Dia berharap Kementerian Sosial (Kemensos) bisa memperbaiki data penerima bansos agar tepat sasaran.
"Maka pertama ya data itu harus kita perbaiki terus menurus. Harus kita perbaharui terus menurus, agar data-data yang kita miliki itu memang benar-benar akurat," ucapnya.
Kemensos Selidiki
Sebelumnya diberitakan, Menteri Sosial Saifullah Yusuf menyampaikan bahwa saat ini Kementerian Sosial tengah menyelidiki sekitar 375.000 nama lainnya dalam daftar tersebut. Proses verifikasi ini mencakup penelusuran latar belakang pekerjaan dan keadaan ekonomi para penerima.
"Banyak yang mengaku saat membuka rekening sebagai dokter, pegawai BUMN, dan lain-lain. Proses ini sedang kami verifikasi. Jika tidak sesuai, kami akan mencoretnya," tambahnya.
Syaifullah menekankan bahwa perbaikan data bansos menjadi prioritas utama pemerintah. Presiden telah mengeluarkan Instruksi Presiden (Inpres) Nomor 4 Tahun 2025 mengenai Percepatan Perbaikan Data Penerima Bansos, dengan Badan Pusat Statistik (BPS) sebagai koordinator dalam pemutakhiran data secara nasional.
"Dengan adanya Inpres ini, kami sedang melakukan konsolidasi, dan data bansos terus kami perbarui. Salah satu cara yang dilakukan adalah memeriksa profil rekening penerima, termasuk saldo tabungan mereka," ungkapnya.
35 Anggota DPRD Terima Bansos
Terkait laporan mengenai 35 anggota DPRD di Purwakarta yang diduga menerima bantuan sosial berupa subsidi upah, Syaifullah mengungkapkan bahwa hal ini baru terdeteksi setelah dimulainya konsolidasi data bersama PPATK pada Februari 2025. Dia menegaskan bahwa temuan tersebut akan segera ditindaklanjuti.
“Kami proaktif, tidak hanya bekerja sama dengan PPATK tetapi juga dengan pemerintah daerah serta bank penyalur. Jika masyarakat ingin mengajukan keberatan atau mengusulkan nama penerima, mereka dapat melakukannya melalui aplikasi Cek Bansos,” ujarnya.
Saifullah juga mengajak masyarakat dan media untuk berperan aktif dalam mengawasi penyaluran bantuan sosial ini.
"Kami sangat membutuhkan partisipasi masyarakat.

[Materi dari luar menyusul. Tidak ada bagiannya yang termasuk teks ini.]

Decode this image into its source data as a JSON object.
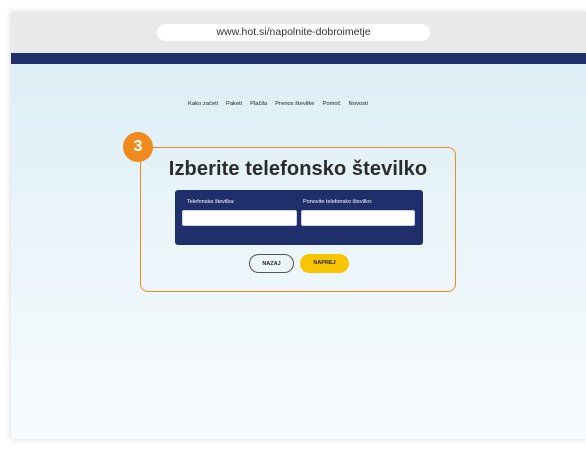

Jika ada keberatan, jangan hanya disampaikan di media sosial. Silakan kirimkan melalui aplikasi dengan data pendukung yang lengkap agar dapat segera ditindaklanjuti. Mari kita pastikan bahwa bantuan sosial ini diterima oleh 20 juta penerima yang benar-benar berhak," tuturnya.